Não confio mais nas cigarras



Em tempos de conferências para discutir medidas visando diminuir as consequências de séculos de descaso com o planeta, cá do meu quintal fico observando as mudanças irreversíveis já ocorridas.

Ouço seguidamente as pererecas e nada de chuva. Canta a cigarra chamando tempo bom (o cigarra, melhor dizendo, porque é ele quem canta) e então acontece o contrário, desabam temporais.

Seria o caso de não confiar mais nas cigarras, nas pererecas?

Para onde voaram as joaninhas da minha infância, lindas em sua roupa de bolinhas? E os camaleões transparentes, dos quais morríamos de medo que despencassem do teto sobre nós quando estávamos deitados em nossas camas porque “grudavam” na pele?

Agora entram por minhas janelas insetos nunca vistos, nem por minha mãe.
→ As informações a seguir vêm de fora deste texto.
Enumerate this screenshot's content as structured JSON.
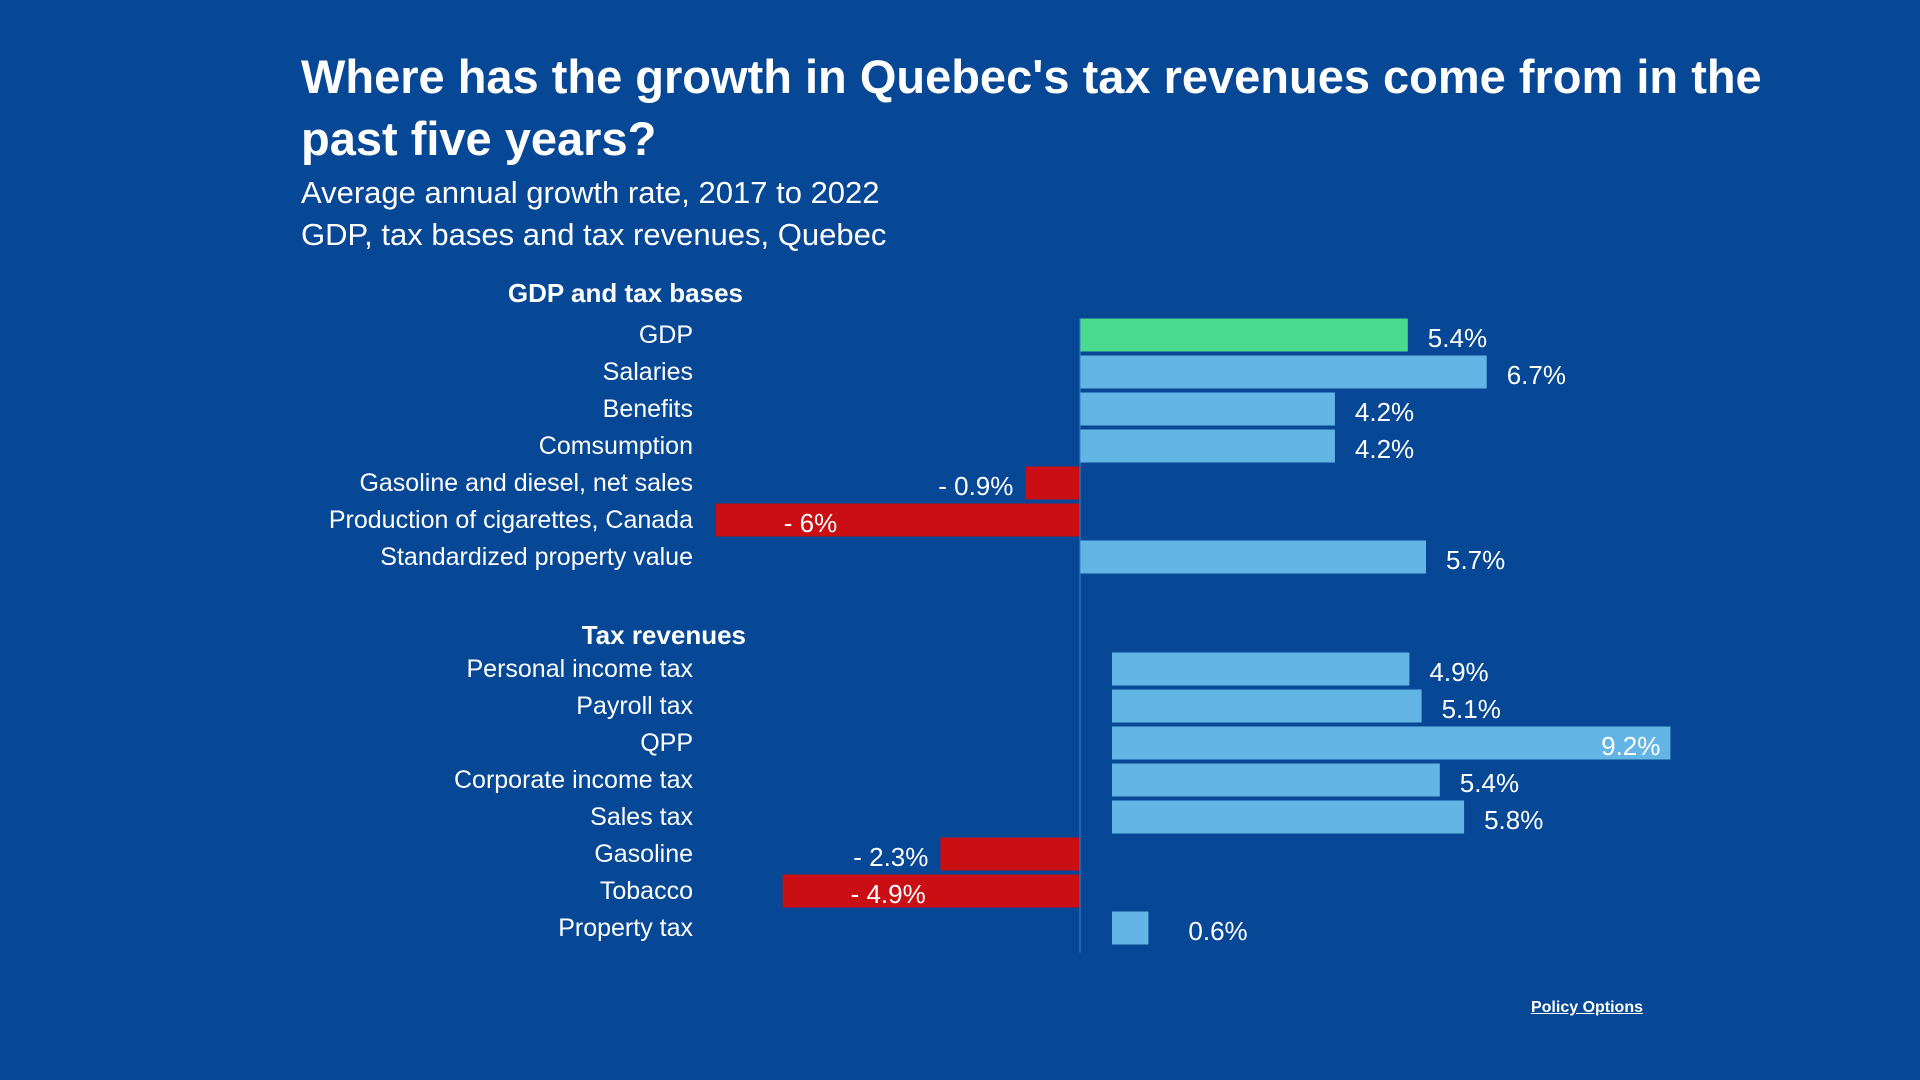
{
  "title": "Where has the growth in Quebec's tax revenues come from in the past five years?",
  "subtitle_line1": "Average annual growth rate, 2017 to 2022",
  "subtitle_line2": "GDP, tax bases and tax revenues, Quebec",
  "source": "Policy Options",
  "colors": {
    "background": "#064796",
    "positive": "#62b5e5",
    "negative": "#c90e14",
    "gdp": "#49d98f",
    "text": "#ffffff"
  },
  "chart_data": {
    "type": "bar",
    "orientation": "horizontal",
    "unit": "%",
    "groups": [
      {
        "name": "GDP and tax bases",
        "categories": [
          "GDP",
          "Salaries",
          "Benefits",
          "Comsumption",
          "Gasoline and diesel, net sales",
          "Production of cigarettes, Canada",
          "Standardized property value"
        ],
        "values": [
          5.4,
          6.7,
          4.2,
          4.2,
          -0.9,
          -6,
          5.7
        ],
        "labels": [
          "5.4%",
          "6.7%",
          "4.2%",
          "4.2%",
          "- 0.9%",
          "- 6%",
          "5.7%"
        ]
      },
      {
        "name": "Tax revenues",
        "categories": [
          "Personal income tax",
          "Payroll tax",
          "QPP",
          "Corporate income tax",
          "Sales tax",
          "Gasoline",
          "Tobacco",
          "Property tax"
        ],
        "values": [
          4.9,
          5.1,
          9.2,
          5.4,
          5.8,
          -2.3,
          -4.9,
          0.6
        ],
        "labels": [
          "4.9%",
          "5.1%",
          "9.2%",
          "5.4%",
          "5.8%",
          "- 2.3%",
          "- 4.9%",
          "0.6%"
        ]
      }
    ]
  }
}
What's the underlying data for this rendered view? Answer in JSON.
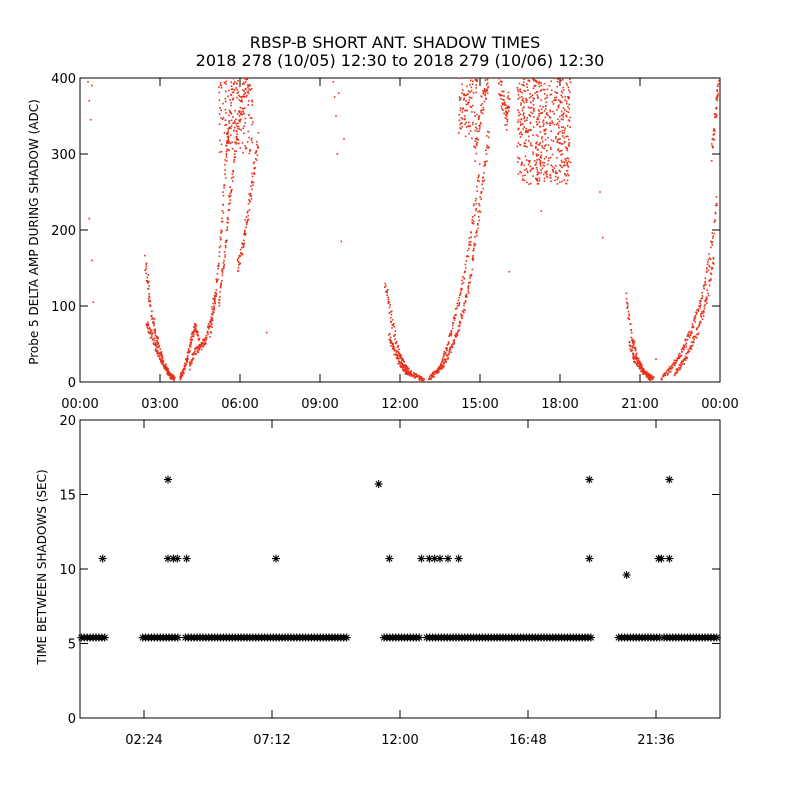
{
  "title_line1": "RBSP-B SHORT ANT. SHADOW TIMES",
  "title_line2": "2018 278 (10/05) 12:30 to 2018 279 (10/06) 12:30",
  "colors": {
    "top_points": "#e8311a",
    "bottom_points": "#000000",
    "axes": "#000000"
  },
  "chart_data": [
    {
      "type": "scatter",
      "title": "RBSP-B SHORT ANT. SHADOW TIMES",
      "ylabel": "Probe 5 DELTA AMP DURING SHADOW (ADC)",
      "xlabel": "",
      "x_unit": "hours",
      "xlim": [
        0,
        24
      ],
      "ylim": [
        0,
        400
      ],
      "x_tick_labels": [
        "00:00",
        "03:00",
        "06:00",
        "09:00",
        "12:00",
        "15:00",
        "18:00",
        "21:00",
        "00:00"
      ],
      "x_tick_values": [
        0,
        3,
        6,
        9,
        12,
        15,
        18,
        21,
        24
      ],
      "y_ticks": [
        0,
        100,
        200,
        300,
        400
      ],
      "marker": "dot",
      "point_color": "#e8311a",
      "traces": [
        {
          "x": [
            2.45,
            2.6,
            2.8,
            3.0,
            3.2,
            3.4,
            3.55
          ],
          "y": [
            160,
            110,
            70,
            40,
            20,
            8,
            5
          ]
        },
        {
          "x": [
            2.5,
            2.7,
            2.9,
            3.1,
            3.3,
            3.5
          ],
          "y": [
            80,
            60,
            40,
            25,
            12,
            5
          ]
        },
        {
          "x": [
            3.75,
            3.9,
            4.05,
            4.2,
            4.35,
            4.5
          ],
          "y": [
            5,
            15,
            35,
            60,
            75,
            50
          ]
        },
        {
          "x": [
            4.1,
            4.3,
            4.5,
            4.7,
            4.9,
            5.1
          ],
          "y": [
            20,
            40,
            45,
            55,
            80,
            120
          ]
        },
        {
          "x": [
            4.9,
            5.1,
            5.3,
            5.5,
            5.6,
            5.8
          ],
          "y": [
            60,
            120,
            200,
            300,
            350,
            400
          ]
        },
        {
          "x": [
            5.2,
            5.4,
            5.6,
            5.8,
            6.0,
            6.2,
            6.4
          ],
          "y": [
            100,
            160,
            230,
            300,
            360,
            390,
            400
          ]
        },
        {
          "x": [
            5.9,
            6.1,
            6.3,
            6.5,
            6.7
          ],
          "y": [
            150,
            180,
            220,
            270,
            320
          ]
        },
        {
          "x": [
            11.45,
            11.7,
            11.95,
            12.2,
            12.45,
            12.7,
            12.9
          ],
          "y": [
            130,
            80,
            40,
            20,
            10,
            5,
            3
          ]
        },
        {
          "x": [
            11.6,
            11.8,
            12.0,
            12.2,
            12.4
          ],
          "y": [
            60,
            40,
            25,
            15,
            8
          ]
        },
        {
          "x": [
            13.1,
            13.35,
            13.6,
            13.85,
            14.1,
            14.35,
            14.6,
            14.85,
            15.1,
            15.35
          ],
          "y": [
            5,
            12,
            22,
            38,
            60,
            90,
            130,
            190,
            260,
            330
          ]
        },
        {
          "x": [
            13.5,
            13.8,
            14.1,
            14.4,
            14.7,
            15.0
          ],
          "y": [
            20,
            50,
            90,
            140,
            200,
            280
          ]
        },
        {
          "x": [
            14.8,
            15.0,
            15.2,
            15.3
          ],
          "y": [
            300,
            350,
            390,
            400
          ]
        },
        {
          "x": [
            15.7,
            15.85,
            16.0,
            16.1
          ],
          "y": [
            400,
            370,
            340,
            380
          ]
        },
        {
          "x": [
            20.5,
            20.7,
            20.9,
            21.1,
            21.3,
            21.5
          ],
          "y": [
            110,
            60,
            30,
            15,
            8,
            4
          ]
        },
        {
          "x": [
            20.6,
            20.8,
            21.0,
            21.2,
            21.4
          ],
          "y": [
            50,
            30,
            20,
            10,
            5
          ]
        },
        {
          "x": [
            21.8,
            22.1,
            22.4,
            22.7,
            23.0,
            23.3,
            23.6,
            23.9
          ],
          "y": [
            5,
            15,
            30,
            50,
            75,
            110,
            160,
            240
          ]
        },
        {
          "x": [
            22.3,
            22.6,
            22.9,
            23.2,
            23.5,
            23.8
          ],
          "y": [
            10,
            25,
            45,
            70,
            110,
            170
          ]
        },
        {
          "x": [
            23.7,
            23.85,
            23.95
          ],
          "y": [
            300,
            360,
            400
          ]
        }
      ],
      "clusters": [
        {
          "x_range": [
            16.4,
            18.4
          ],
          "y_range": [
            260,
            400
          ],
          "count": 520
        },
        {
          "x_range": [
            5.2,
            6.5
          ],
          "y_range": [
            300,
            400
          ],
          "count": 140
        },
        {
          "x_range": [
            14.2,
            14.9
          ],
          "y_range": [
            320,
            400
          ],
          "count": 90
        }
      ],
      "scatter_points": [
        {
          "x": 0.3,
          "y": 395
        },
        {
          "x": 0.35,
          "y": 370
        },
        {
          "x": 0.4,
          "y": 345
        },
        {
          "x": 0.45,
          "y": 390
        },
        {
          "x": 0.35,
          "y": 215
        },
        {
          "x": 0.45,
          "y": 160
        },
        {
          "x": 0.5,
          "y": 105
        },
        {
          "x": 7.0,
          "y": 65
        },
        {
          "x": 9.5,
          "y": 395
        },
        {
          "x": 9.55,
          "y": 375
        },
        {
          "x": 9.6,
          "y": 350
        },
        {
          "x": 9.65,
          "y": 300
        },
        {
          "x": 9.7,
          "y": 380
        },
        {
          "x": 9.8,
          "y": 185
        },
        {
          "x": 9.9,
          "y": 320
        },
        {
          "x": 16.1,
          "y": 145
        },
        {
          "x": 17.3,
          "y": 225
        },
        {
          "x": 19.5,
          "y": 250
        },
        {
          "x": 19.6,
          "y": 190
        },
        {
          "x": 21.6,
          "y": 30
        }
      ]
    },
    {
      "type": "scatter",
      "title": "",
      "ylabel": "TIME BETWEEN SHADOWS (SEC)",
      "xlabel": "",
      "x_unit": "hours",
      "xlim": [
        0,
        24
      ],
      "ylim": [
        0,
        20
      ],
      "x_tick_labels": [
        "02:24",
        "07:12",
        "12:00",
        "16:48",
        "21:36"
      ],
      "x_tick_values": [
        2.4,
        7.2,
        12.0,
        16.8,
        21.6
      ],
      "y_ticks": [
        0,
        5,
        10,
        15,
        20
      ],
      "marker": "asterisk",
      "point_color": "#000000",
      "baseline": {
        "y": 5.4,
        "segments": [
          [
            0.05,
            0.95
          ],
          [
            2.35,
            3.7
          ],
          [
            3.95,
            10.05
          ],
          [
            11.4,
            12.8
          ],
          [
            13.0,
            19.2
          ],
          [
            20.2,
            21.75
          ],
          [
            21.9,
            23.95
          ]
        ]
      },
      "points": [
        {
          "x": 0.85,
          "y": 10.7
        },
        {
          "x": 3.3,
          "y": 16.0
        },
        {
          "x": 3.3,
          "y": 10.7
        },
        {
          "x": 3.5,
          "y": 10.7
        },
        {
          "x": 3.65,
          "y": 10.7
        },
        {
          "x": 4.0,
          "y": 10.7
        },
        {
          "x": 7.35,
          "y": 10.7
        },
        {
          "x": 11.2,
          "y": 15.7
        },
        {
          "x": 11.6,
          "y": 10.7
        },
        {
          "x": 12.8,
          "y": 10.7
        },
        {
          "x": 13.1,
          "y": 10.7
        },
        {
          "x": 13.3,
          "y": 10.7
        },
        {
          "x": 13.5,
          "y": 10.7
        },
        {
          "x": 13.8,
          "y": 10.7
        },
        {
          "x": 14.2,
          "y": 10.7
        },
        {
          "x": 19.1,
          "y": 16.0
        },
        {
          "x": 19.1,
          "y": 10.7
        },
        {
          "x": 20.5,
          "y": 9.6
        },
        {
          "x": 21.7,
          "y": 10.7
        },
        {
          "x": 21.8,
          "y": 10.7
        },
        {
          "x": 22.1,
          "y": 16.0
        },
        {
          "x": 22.1,
          "y": 10.7
        }
      ]
    }
  ]
}
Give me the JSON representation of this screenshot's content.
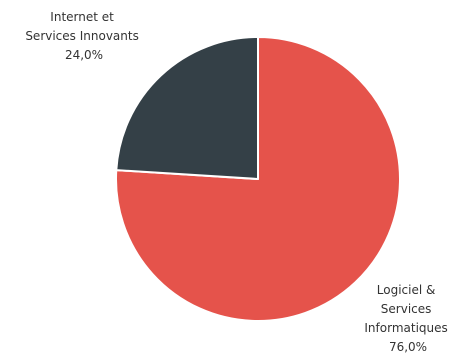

As mangueiras dão frutos que caem antes de amadurecerem, e já foi dito que as mangueiras da Mata Atlântica estão doentes.

Não, não dá mais tempo.

E como sempre aconteceu, uma geração será suplantada.

Somos espectadores e protagonistas do espetáculo desta seleção natural.

Já somos jurássicos.

Não gostamos do que assistimos porque somos aqueles que serão substituídos por uma geração que esteja mais preparada. A geração dos que respirarão um ar que para nós já está poluído; uma geração que suportará as absurdas temperaturas de que já percebemos o prenúncio; a geração que comerá uma comida quimicamente diferente no sabor, cor e textura, desta que estamos acostumados a comer.

Uma geração que nunca ouvirá cigarras ou pererecas nem verá camaleões e joaninhas.

E não sentirá a saudade que sinto deles.

Moça, a senhora pisca-pisca?

Mês de dezembro, calor, férias, véspera de natal, o Saara abarrotado de gente, com pressa, suada, com nem tanto dinheiro assim, que vai às compras de presentes mais baratos ou mercadoria pra revender.

Lojas cheias, vendedores zonzos com tanto pedido, tanta devolução, tanta escolha. Gente que negocia, pede desconto, este aqui vai, aquele não, que quer trocar produto.

— Mais alguma coisa, senhora?

Vendedor que sobe e desce escada, faz conta, embrulha.

— Próximo.

Dá pra confundir qualquer um, principalmente a parenta que tem um bazar e que nesta época fica ainda mais atarantada (ainda mais).

Chega pra uma coreana e pergunta:

— Moça, a senhora pisca-pisca?



Outra da parenta:



A família se reúne no dia de Natal para almoçarmos juntos em casa da irmã mais nova por uma série de conveniências: espaço, proximidade para a maioria de nós e todo mundo vai pras suas igrejas à noite.

A irmã do meio mora mais longe de nós e sempre que possível alguém vai até lá busca-la de carro. Uma gentileza que às vezes a constrange e ela tenta a todo o custo evitar.

Dia de Natal, todo mundo num entra e sai na casa da tia mais nova, a churrasqueira já preparada, mesa posta, últimos retoques na decoração da mesa.

— Quem vai buscar a tia? Liga pra ela pra saber se já pode ir.

— E aí, tia, vocês já estão prontos? A gente já pode sair daqui?

— Não, não vem, não, eu já estou no ponto do ônibus, a gente vai se desencontrar. Não vem, não.

— Como assim, tia? Como você está no ponto do ônibus se eu estou falando no seu telefone fixo?

— Hahahahahaha, ela se escangalha de tanto rir.


Nós a amamos por um monte de motivos e também por este, o de nos proporcionar histórias de família.